Ok, this is pretty awesome.

spectre ai ios photo app
Image: Spectre

While it’s true that smartphone photographers on iOS are fairly spoilt for choice, with Live Photos in the native camera app allowing long exposure functionality and tons of third-party apps to do the same, there’s now a new, AI-enhanced photography app with one focus – long exposure images.

Spectre can do some pretty advanced tricks with your long exposure photos, like removing crowds or traffic. It’s from Halide, one of the most popular third-party iOS camera apps, so they know what they’re doing.

While long exposure photography has long been a staple of DSLR and mirrorless cameras, it’s been largely ignored on smartphones. Those photos you see with streaks of light from passing cars, or creamy waterfalls that look straight out of fairytales – those were all taken with long exposure times on a larger camera.

A few smartphones have the option to create them, Apple’s Live Photos, or devices with manual camera modes from Samsung, LG, and others, but they’re still fairly basic in how much control you have over the image.

Spectre takes the long exposure one stop better, by using AI and computational photography to enhance your long exposures. The app can edit your shots without needing to learn how to use complicated features in Photoshop, enabling you to remove crowds from a scene, clear cars from the roads, or even automatically create those mesmerizing trails of light when it detects it’s a night scene.

Check out Spectre in action

Instead of just opening the shutter for a longer time, Spectre takes “hundreds of shots over the span of a few seconds.” During that time it constantly adjusts exposure settings to normalize the shot so nothing looks blown out or over-dark. You don’t even need a tripod to get crystal-clear shots, as “AI stabilization” enables you to take 9-second handheld exposures. If the app realizes you’ve opted for a tripod, it’ll turn off its own stabilization to prevent issues.
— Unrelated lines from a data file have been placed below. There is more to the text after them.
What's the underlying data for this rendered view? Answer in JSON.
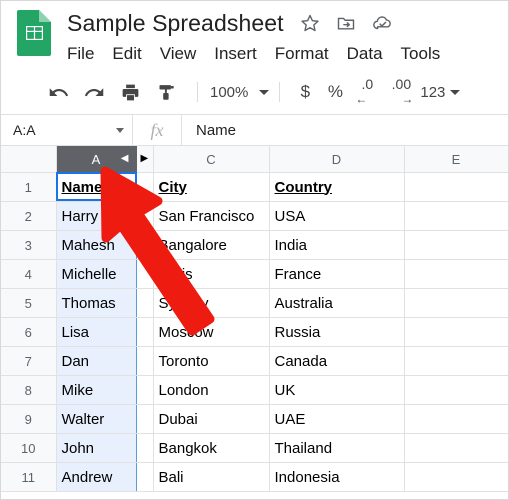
{
  "app": {
    "name": "google-sheets"
  },
  "header": {
    "logo_icon": "sheets-logo-icon",
    "doc_title": "Sample Spreadsheet",
    "title_icons": [
      {
        "name": "star-icon",
        "label": "Star"
      },
      {
        "name": "move-to-folder-icon",
        "label": "Move"
      },
      {
        "name": "cloud-saved-icon",
        "label": "Saved to Drive"
      }
    ],
    "menu": [
      {
        "label": "File"
      },
      {
        "label": "Edit"
      },
      {
        "label": "View"
      },
      {
        "label": "Insert"
      },
      {
        "label": "Format"
      },
      {
        "label": "Data"
      },
      {
        "label": "Tools"
      }
    ]
  },
  "toolbar": {
    "undo_icon": "undo-icon",
    "redo_icon": "redo-icon",
    "print_icon": "print-icon",
    "paint_format_icon": "paint-format-icon",
    "zoom_value": "100%",
    "currency_label": "$",
    "percent_label": "%",
    "decrease_decimal": {
      "num": ".0",
      "arrow": "←"
    },
    "increase_decimal": {
      "num": ".00",
      "arrow": "→"
    },
    "number_format_label": "123"
  },
  "formula_bar": {
    "name_box_value": "A:A",
    "fx_label": "fx",
    "formula_value": "Name"
  },
  "grid": {
    "columns": [
      {
        "label": "A",
        "selected": true,
        "arrow": "◀"
      },
      {
        "label": "",
        "hidden_marker": true,
        "arrow": "▶"
      },
      {
        "label": "C",
        "selected": false
      },
      {
        "label": "D",
        "selected": false
      },
      {
        "label": "E",
        "selected": false
      }
    ],
    "rows": [
      {
        "num": "1",
        "a": "Name",
        "c": "City",
        "d": "Country",
        "e": "",
        "header": true
      },
      {
        "num": "2",
        "a": "Harry",
        "c": "San Francisco",
        "d": "USA",
        "e": ""
      },
      {
        "num": "3",
        "a": "Mahesh",
        "c": "Bangalore",
        "d": "India",
        "e": ""
      },
      {
        "num": "4",
        "a": "Michelle",
        "c": "Paris",
        "d": "France",
        "e": ""
      },
      {
        "num": "5",
        "a": "Thomas",
        "c": "Sydney",
        "d": "Australia",
        "e": ""
      },
      {
        "num": "6",
        "a": "Lisa",
        "c": "Moscow",
        "d": "Russia",
        "e": ""
      },
      {
        "num": "7",
        "a": "Dan",
        "c": "Toronto",
        "d": "Canada",
        "e": ""
      },
      {
        "num": "8",
        "a": "Mike",
        "c": "London",
        "d": "UK",
        "e": ""
      },
      {
        "num": "9",
        "a": "Walter",
        "c": "Dubai",
        "d": "UAE",
        "e": ""
      },
      {
        "num": "10",
        "a": "John",
        "c": "Bangkok",
        "d": "Thailand",
        "e": ""
      },
      {
        "num": "11",
        "a": "Andrew",
        "c": "Bali",
        "d": "Indonesia",
        "e": ""
      }
    ]
  },
  "annotation": {
    "cursor_icon": "red-arrow-pointer",
    "color": "#ee1b11"
  },
  "colors": {
    "brand_green": "#23a566",
    "selection_blue": "#e8f0fe",
    "active_border": "#1a73e8",
    "header_gray": "#5f6368"
  }
}
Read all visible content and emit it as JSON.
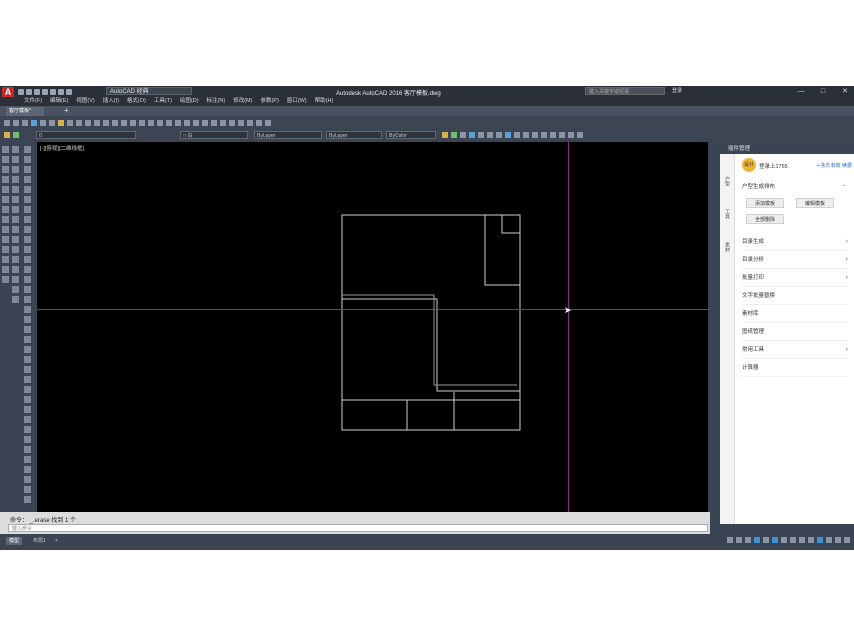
{
  "app": {
    "title": "Autodesk AutoCAD 2016    客厅模板.dwg",
    "workspace": "AutoCAD 经典",
    "search_placeholder": "键入关键字或短语",
    "signin_label": "登录",
    "window_controls": [
      "—",
      "□",
      "✕"
    ]
  },
  "menu": [
    "文件(F)",
    "编辑(E)",
    "视图(V)",
    "插入(I)",
    "格式(O)",
    "工具(T)",
    "绘图(D)",
    "标注(N)",
    "修改(M)",
    "参数(P)",
    "窗口(W)",
    "帮助(H)"
  ],
  "document_tab": {
    "label": "客厅模板*",
    "add": "+"
  },
  "properties_toolbar": {
    "layer": "0",
    "color": "□ 白",
    "linetype": "ByLayer",
    "lineweight": "ByLayer",
    "plotstyle": "ByColor"
  },
  "viewport_label": "[-][俯视][二维线框]",
  "command": {
    "history": "命令： _.erase 找到 1 个",
    "prompt": "键入命令"
  },
  "layout_tabs": [
    "模型",
    "布局1",
    "+"
  ],
  "panel": {
    "title": "插件管理",
    "side_tabs": [
      "户型",
      "工具",
      "素材"
    ],
    "user": {
      "avatar": "设计",
      "name": "登录上1765",
      "renew": "＋永久有效 续费"
    },
    "section_title": "户型生成排布",
    "buttons": [
      "添加模板",
      "编辑模板",
      "全部删除"
    ],
    "items": [
      {
        "label": "目录生成",
        "chevron": "›"
      },
      {
        "label": "目录分析",
        "chevron": "›"
      },
      {
        "label": "批量打印",
        "chevron": "›"
      },
      {
        "label": "文字批量替换",
        "chevron": ""
      },
      {
        "label": "素材库",
        "chevron": ""
      },
      {
        "label": "图纸管理",
        "chevron": ""
      },
      {
        "label": "常用工具",
        "chevron": "›"
      },
      {
        "label": "计算器",
        "chevron": ""
      }
    ]
  }
}
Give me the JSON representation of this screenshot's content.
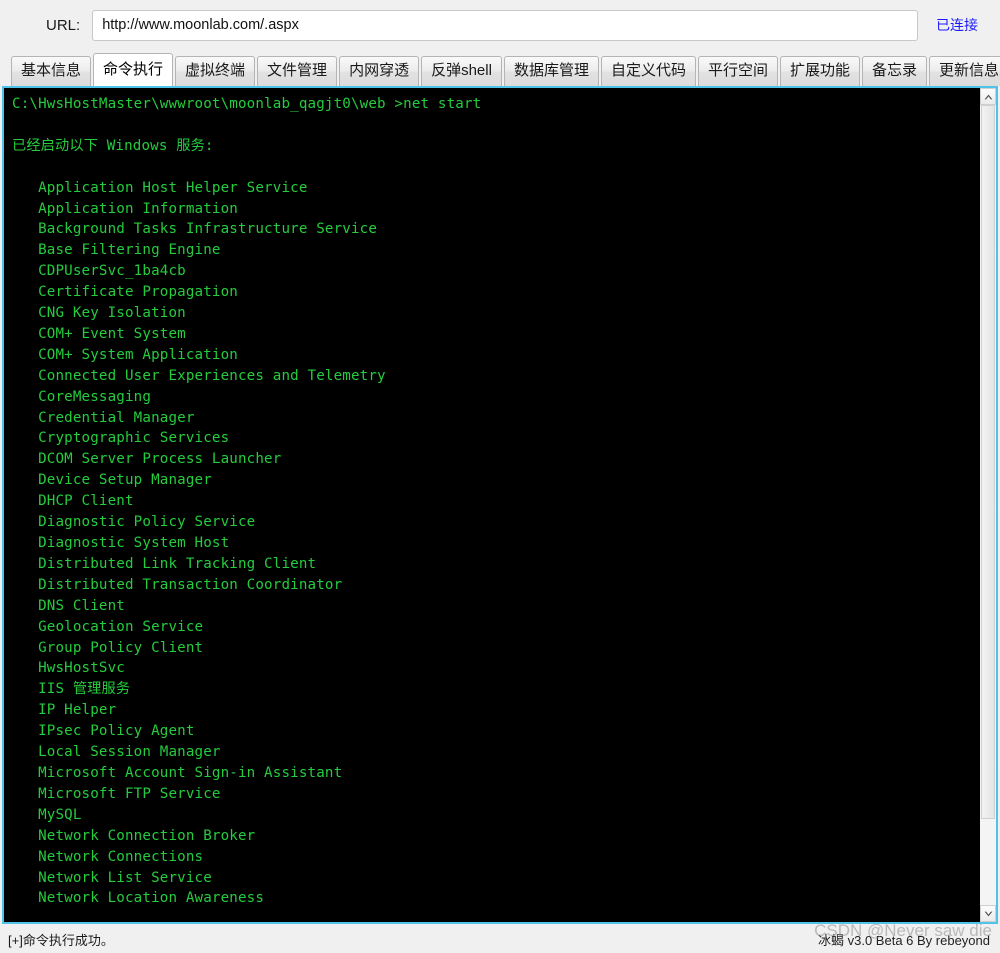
{
  "window": {
    "title": "冰蝎 v3.0 Beta 6"
  },
  "urlbar": {
    "label": "URL:",
    "value": "http://www.moonlab.com/.aspx",
    "placeholder": "http://",
    "connection_status": "已连接"
  },
  "tabs": [
    {
      "label": "基本信息",
      "active": false
    },
    {
      "label": "命令执行",
      "active": true
    },
    {
      "label": "虚拟终端",
      "active": false
    },
    {
      "label": "文件管理",
      "active": false
    },
    {
      "label": "内网穿透",
      "active": false
    },
    {
      "label": "反弹shell",
      "active": false
    },
    {
      "label": "数据库管理",
      "active": false
    },
    {
      "label": "自定义代码",
      "active": false
    },
    {
      "label": "平行空间",
      "active": false
    },
    {
      "label": "扩展功能",
      "active": false
    },
    {
      "label": "备忘录",
      "active": false
    },
    {
      "label": "更新信息",
      "active": false
    }
  ],
  "terminal": {
    "foreground_color": "#25cc3d",
    "background_color": "#000000",
    "border_color": "#4fc3e8",
    "prompt_line": "C:\\HwsHostMaster\\wwwroot\\moonlab_qagjt0\\web >net start",
    "heading": "已经启动以下 Windows 服务:",
    "lines": [
      "C:\\HwsHostMaster\\wwwroot\\moonlab_qagjt0\\web >net start",
      "",
      "已经启动以下 Windows 服务:",
      "",
      "   Application Host Helper Service",
      "   Application Information",
      "   Background Tasks Infrastructure Service",
      "   Base Filtering Engine",
      "   CDPUserSvc_1ba4cb",
      "   Certificate Propagation",
      "   CNG Key Isolation",
      "   COM+ Event System",
      "   COM+ System Application",
      "   Connected User Experiences and Telemetry",
      "   CoreMessaging",
      "   Credential Manager",
      "   Cryptographic Services",
      "   DCOM Server Process Launcher",
      "   Device Setup Manager",
      "   DHCP Client",
      "   Diagnostic Policy Service",
      "   Diagnostic System Host",
      "   Distributed Link Tracking Client",
      "   Distributed Transaction Coordinator",
      "   DNS Client",
      "   Geolocation Service",
      "   Group Policy Client",
      "   HwsHostSvc",
      "   IIS 管理服务",
      "   IP Helper",
      "   IPsec Policy Agent",
      "   Local Session Manager",
      "   Microsoft Account Sign-in Assistant",
      "   Microsoft FTP Service",
      "   MySQL",
      "   Network Connection Broker",
      "   Network Connections",
      "   Network List Service",
      "   Network Location Awareness"
    ],
    "scrollbar": {
      "up_arrow": "scroll-up-icon",
      "down_arrow": "scroll-down-icon",
      "position": "top"
    }
  },
  "statusbar": {
    "message": "[+]命令执行成功。",
    "version": "冰蝎 v3.0 Beta 6   By rebeyond"
  },
  "watermark": {
    "text": "CSDN @Never saw die"
  }
}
Spectre saves its shots as Live Photos, so you can grab any frame from the sequence to use as your main image. Plus then they can be shared with other iOS users who also have Live Photos on their devices.

The app is only $1.99 for the launch period, and it’ll go up fairly soon so I wouldn’t sleep on it if you like the idea of adding another tool to your iPhone photography app drawer.

What do you think? Is this something you’d use? Let us know down below in the comments or carry the discussion over to our Twitter or Facebook.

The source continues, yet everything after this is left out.